Solving this on a generic level eventually felt cleaner, where a subsystem
would have the choice of whether making use of this or not. tc/sched has
currently two types BPF_PROG_TYPE_SCHED_{CLS,ACT}, so a common facility
would be needed for both subsystems. It's a bit hard to see what other
subsystems would come in future, and we could end up with multiple
subsystem-specific APIs essentially doing the same thing.

At the very beginning, there was also the idea to just reference such an
object by name, but it would need to be made available somewhere (procfs?)
to get a picture and manage them from an admin pov. Having some object
exposed as a file like other ipc building blocks seems better, imho.
Whether as special file or file system, yeah, that's a different question.

[...]
> I see that tail calls makes this all very difficult to show which entity
> uses which ebpf entity in some way, as it looks like n:m relationships.
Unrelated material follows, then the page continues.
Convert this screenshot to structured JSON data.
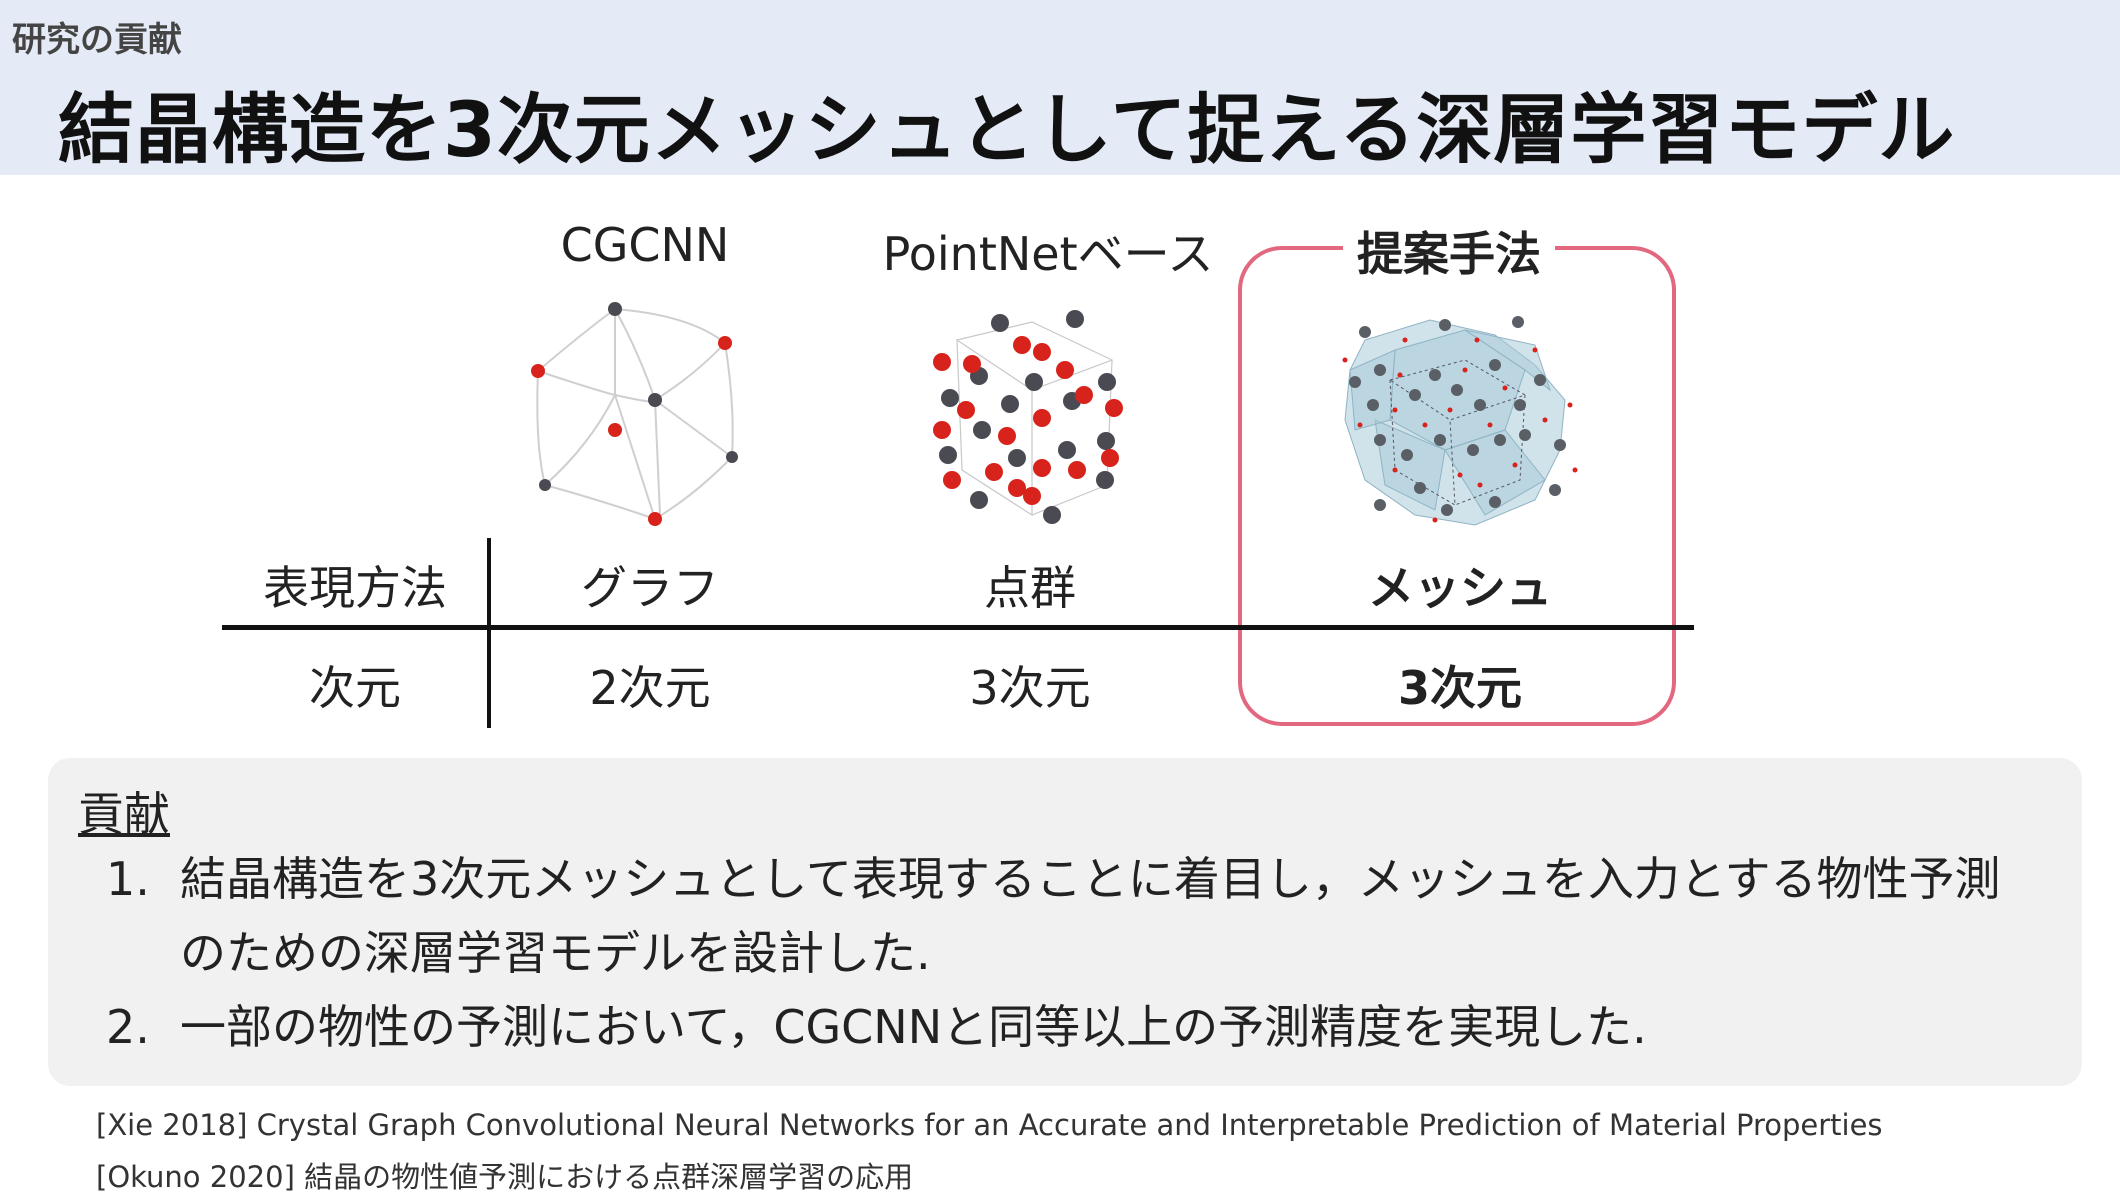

Yes, this is indeed the case.

>> In such cases, one could even craft relationships where a (strict auto
>> generated) tree representation would not be sufficient (f.e.
>> recirculation
>> up to a certain depth). The tail called programs could be changed
>> atomically during runtime, etc. The other issue related to a per
>> subsystem
>> representation is that bpf(2) is the central management interface for
>> creating/accessing maps/progs, and each subsystem then has its own little
>> interface to "install" them internally (f.e. via netlink, setsockopt(2),
>> etc). That means, with tail calls, only the 'root' programs are installed
>> there and further transactions would be needed in order to make
>> individual
>> subsystems aware, so they could potentially generate some hierarchy;
>> don't
>> know, it seems rather complex.
>
> I understand, this is really not suitable to represent in its entirety
> in sysfs or any kind of hierarchical structure right now. Either we
> limit it somewhat (Alexei will certainly intervene here) or one of your
> filesystem approaches will win.
>
> But I still wonder why people are so against user space dependencies?
>
> Another idea that I discussed with Daniel just to have it publicly
> available: a userspace helper would be called for every ebpf entity
> change so it could mirror or keep track ebpf handles in user space. You
> can think along the lines of kernel/core_pattern. This would probably
> also depend on non-anon-inode usage of ebpf fds.

Yes, it seems to me, but other than that, it would also require a user
space daemon managing all these, right? At least from the consensus at
Plumbers, running an extra daemon was considered rather impractical wrt
deployment (same with fuse).

Best,
Daniel